Sembra dunque che la grancassa mediatica abbia contribuito ad amplificare paure, senza però far passare in maniera adeguata le informazioni corrette. L’impressione è che gli effetti siano ancora tutti da vedere. Ne sanno qualcosa all’Arcidiocesi di Modena Nonantola, dove lo scorso agosto i responsabili della comunicazione hanno fatto fatica a contenere la ribalta mediatica che ha riguardato una giovane andata in Ciad per un mese di volontariato. Durante il ritorno in Italia, la giovane era stata colta da malore e fatta sbarcare a Istanbul, nel rispetto delle procedure di sicurezza previste per i voli provenienti dall’Africa occidentale. “La ragazza sta bene, aveva avuto una semplice gastroenterite” dice al telefono Francesco Panigadi, responsabile dell’animazione missionaria. Il punto è un altro. “Le procedure sono state applicate correttamente, ma è il modo in cui i media hanno trattato la storia che ci ha lasciato perplessi. Sui giornali locali, la questione è stata strumentalizzata a fini politici, l’argomento è divenuto tema di discussioni anche nei parchi e sono circolate così tante notizie infondate da generare paura e condizionamenti di cui ancora non conosciamo bene le conseguenze”.
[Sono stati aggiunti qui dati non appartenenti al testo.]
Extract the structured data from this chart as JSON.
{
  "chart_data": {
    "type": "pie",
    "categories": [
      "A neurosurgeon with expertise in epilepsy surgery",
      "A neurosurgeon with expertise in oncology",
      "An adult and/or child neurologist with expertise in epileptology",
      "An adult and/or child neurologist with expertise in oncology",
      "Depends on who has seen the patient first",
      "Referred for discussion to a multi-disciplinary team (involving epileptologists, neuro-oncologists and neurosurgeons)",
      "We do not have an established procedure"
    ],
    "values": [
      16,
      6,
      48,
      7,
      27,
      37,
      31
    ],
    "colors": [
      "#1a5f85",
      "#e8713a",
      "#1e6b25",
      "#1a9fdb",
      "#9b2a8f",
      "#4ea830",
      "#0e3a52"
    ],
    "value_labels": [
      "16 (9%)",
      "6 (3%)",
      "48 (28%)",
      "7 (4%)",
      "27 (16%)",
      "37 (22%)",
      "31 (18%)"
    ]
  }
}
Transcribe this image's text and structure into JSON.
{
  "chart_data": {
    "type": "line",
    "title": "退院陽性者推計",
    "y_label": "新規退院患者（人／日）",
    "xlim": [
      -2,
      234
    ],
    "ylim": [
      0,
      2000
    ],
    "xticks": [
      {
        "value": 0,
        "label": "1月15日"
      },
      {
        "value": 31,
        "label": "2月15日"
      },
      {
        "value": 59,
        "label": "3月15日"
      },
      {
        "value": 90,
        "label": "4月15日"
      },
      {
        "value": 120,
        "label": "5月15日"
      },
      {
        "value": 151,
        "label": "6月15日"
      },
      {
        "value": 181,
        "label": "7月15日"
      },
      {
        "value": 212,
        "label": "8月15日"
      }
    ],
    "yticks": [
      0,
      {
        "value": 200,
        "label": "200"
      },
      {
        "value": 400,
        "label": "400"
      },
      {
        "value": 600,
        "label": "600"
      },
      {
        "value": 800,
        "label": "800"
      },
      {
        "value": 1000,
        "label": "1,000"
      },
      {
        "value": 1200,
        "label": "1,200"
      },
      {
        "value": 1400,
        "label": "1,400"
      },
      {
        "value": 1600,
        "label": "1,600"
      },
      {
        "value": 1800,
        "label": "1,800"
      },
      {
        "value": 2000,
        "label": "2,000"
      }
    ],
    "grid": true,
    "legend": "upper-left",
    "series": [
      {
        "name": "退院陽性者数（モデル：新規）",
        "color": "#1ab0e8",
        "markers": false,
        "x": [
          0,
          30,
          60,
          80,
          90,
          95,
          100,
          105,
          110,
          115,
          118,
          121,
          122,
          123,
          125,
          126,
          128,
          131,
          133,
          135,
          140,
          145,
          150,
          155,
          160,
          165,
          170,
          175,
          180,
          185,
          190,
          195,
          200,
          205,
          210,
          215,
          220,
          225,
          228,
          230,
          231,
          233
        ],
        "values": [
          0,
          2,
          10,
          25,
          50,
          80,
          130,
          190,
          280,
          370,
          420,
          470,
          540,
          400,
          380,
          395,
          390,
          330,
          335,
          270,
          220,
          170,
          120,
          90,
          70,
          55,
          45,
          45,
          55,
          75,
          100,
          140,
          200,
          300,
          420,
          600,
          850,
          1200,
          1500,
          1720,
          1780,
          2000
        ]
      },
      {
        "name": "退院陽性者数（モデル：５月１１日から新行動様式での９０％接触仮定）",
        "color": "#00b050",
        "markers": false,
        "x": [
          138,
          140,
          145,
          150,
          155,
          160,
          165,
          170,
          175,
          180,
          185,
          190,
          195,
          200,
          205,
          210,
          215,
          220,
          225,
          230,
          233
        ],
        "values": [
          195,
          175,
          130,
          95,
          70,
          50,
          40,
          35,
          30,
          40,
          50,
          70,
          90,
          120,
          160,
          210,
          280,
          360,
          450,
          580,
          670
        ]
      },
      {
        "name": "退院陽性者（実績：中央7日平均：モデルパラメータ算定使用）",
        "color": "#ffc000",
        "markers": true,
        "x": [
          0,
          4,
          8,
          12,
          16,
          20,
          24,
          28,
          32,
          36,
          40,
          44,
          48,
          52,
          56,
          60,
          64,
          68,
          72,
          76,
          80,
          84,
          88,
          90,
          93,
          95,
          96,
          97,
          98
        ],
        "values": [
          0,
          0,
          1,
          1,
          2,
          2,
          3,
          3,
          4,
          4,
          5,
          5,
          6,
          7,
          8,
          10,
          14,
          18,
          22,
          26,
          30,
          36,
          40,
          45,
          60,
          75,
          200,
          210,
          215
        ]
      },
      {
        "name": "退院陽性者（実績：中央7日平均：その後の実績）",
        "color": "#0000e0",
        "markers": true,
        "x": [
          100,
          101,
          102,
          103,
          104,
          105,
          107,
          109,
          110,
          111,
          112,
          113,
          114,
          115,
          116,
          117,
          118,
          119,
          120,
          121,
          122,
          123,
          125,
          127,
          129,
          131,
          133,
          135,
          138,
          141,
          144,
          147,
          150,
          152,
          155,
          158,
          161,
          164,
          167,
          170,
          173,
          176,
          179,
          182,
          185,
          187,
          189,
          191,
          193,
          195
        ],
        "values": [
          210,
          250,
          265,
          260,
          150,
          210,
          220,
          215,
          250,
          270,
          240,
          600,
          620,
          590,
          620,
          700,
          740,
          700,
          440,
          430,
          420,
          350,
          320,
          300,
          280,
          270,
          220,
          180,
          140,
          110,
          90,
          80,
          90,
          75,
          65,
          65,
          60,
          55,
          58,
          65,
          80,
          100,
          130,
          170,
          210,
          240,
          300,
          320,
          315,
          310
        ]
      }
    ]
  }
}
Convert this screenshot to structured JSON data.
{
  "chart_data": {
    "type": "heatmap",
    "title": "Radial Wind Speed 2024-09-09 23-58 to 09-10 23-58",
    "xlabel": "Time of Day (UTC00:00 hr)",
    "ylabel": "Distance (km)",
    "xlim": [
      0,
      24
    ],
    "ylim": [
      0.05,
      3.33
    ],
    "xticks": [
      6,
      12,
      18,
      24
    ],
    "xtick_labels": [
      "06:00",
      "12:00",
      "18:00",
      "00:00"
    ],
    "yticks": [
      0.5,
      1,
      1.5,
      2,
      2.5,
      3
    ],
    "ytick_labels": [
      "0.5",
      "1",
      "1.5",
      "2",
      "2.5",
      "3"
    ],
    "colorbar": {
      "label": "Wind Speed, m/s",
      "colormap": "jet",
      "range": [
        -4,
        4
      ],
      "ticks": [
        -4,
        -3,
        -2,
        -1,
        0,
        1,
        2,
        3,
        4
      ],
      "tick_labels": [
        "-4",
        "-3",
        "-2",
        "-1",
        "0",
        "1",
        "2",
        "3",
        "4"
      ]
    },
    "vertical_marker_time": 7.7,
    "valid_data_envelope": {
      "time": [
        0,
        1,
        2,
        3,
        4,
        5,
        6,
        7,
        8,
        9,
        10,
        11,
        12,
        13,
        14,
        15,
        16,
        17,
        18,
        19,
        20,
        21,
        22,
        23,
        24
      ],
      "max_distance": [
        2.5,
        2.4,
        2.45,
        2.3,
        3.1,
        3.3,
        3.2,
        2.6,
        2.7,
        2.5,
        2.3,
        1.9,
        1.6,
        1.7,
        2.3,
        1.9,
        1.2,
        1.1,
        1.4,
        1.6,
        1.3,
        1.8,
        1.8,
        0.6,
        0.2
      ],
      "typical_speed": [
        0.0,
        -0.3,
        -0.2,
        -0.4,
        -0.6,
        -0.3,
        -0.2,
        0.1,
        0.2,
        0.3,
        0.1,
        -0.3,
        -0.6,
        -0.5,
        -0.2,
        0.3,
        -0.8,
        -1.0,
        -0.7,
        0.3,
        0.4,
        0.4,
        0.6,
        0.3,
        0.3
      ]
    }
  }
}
La storia della ragazza di Modena è finita anche su tutti i media nazionali, che hanno usato una certa superficialità nel verificare alcuni particolari. Uno soprattutto: citando come fonte la versione inglese del quotidiano turco ‘Zaman’, molti giornalisti italiani hanno riportato, senza opportuno controllo, che la volontaria era arrivata a Istanbul su un volo proveniente “da Kano, in Kenya”. Kano è invece una grande città del nord della Nigeria e la giovane vi aveva fatto scalo tecnico in provenienza da N’Djamena; a Kano non era nemmeno scesa, si era poi sentita male in volo prima di arrivare in Turchia. Molti non hanno verificato e corretto l’errore geografico commesso da ‘Zaman’, per cui anche in numerosi giornali italiani Kano è diventata di colpo una città del Kenya. “Da notizie come questa – dice Pasquale Tiritò, presidente del gruppo Jacaranda, società che gestisce alcuni hotel a Watamu in Kenya – noi riteniamo di aver subito danni. Confondere la Nigeria con il Kenya, paesi distantissimi, forzare una situazione di incertezza e parlare di un presunto caso di ebola collegandolo erroneamente al Kenya, significa affossare una tra le destinazioni principali dei turisti italiani in Africa”.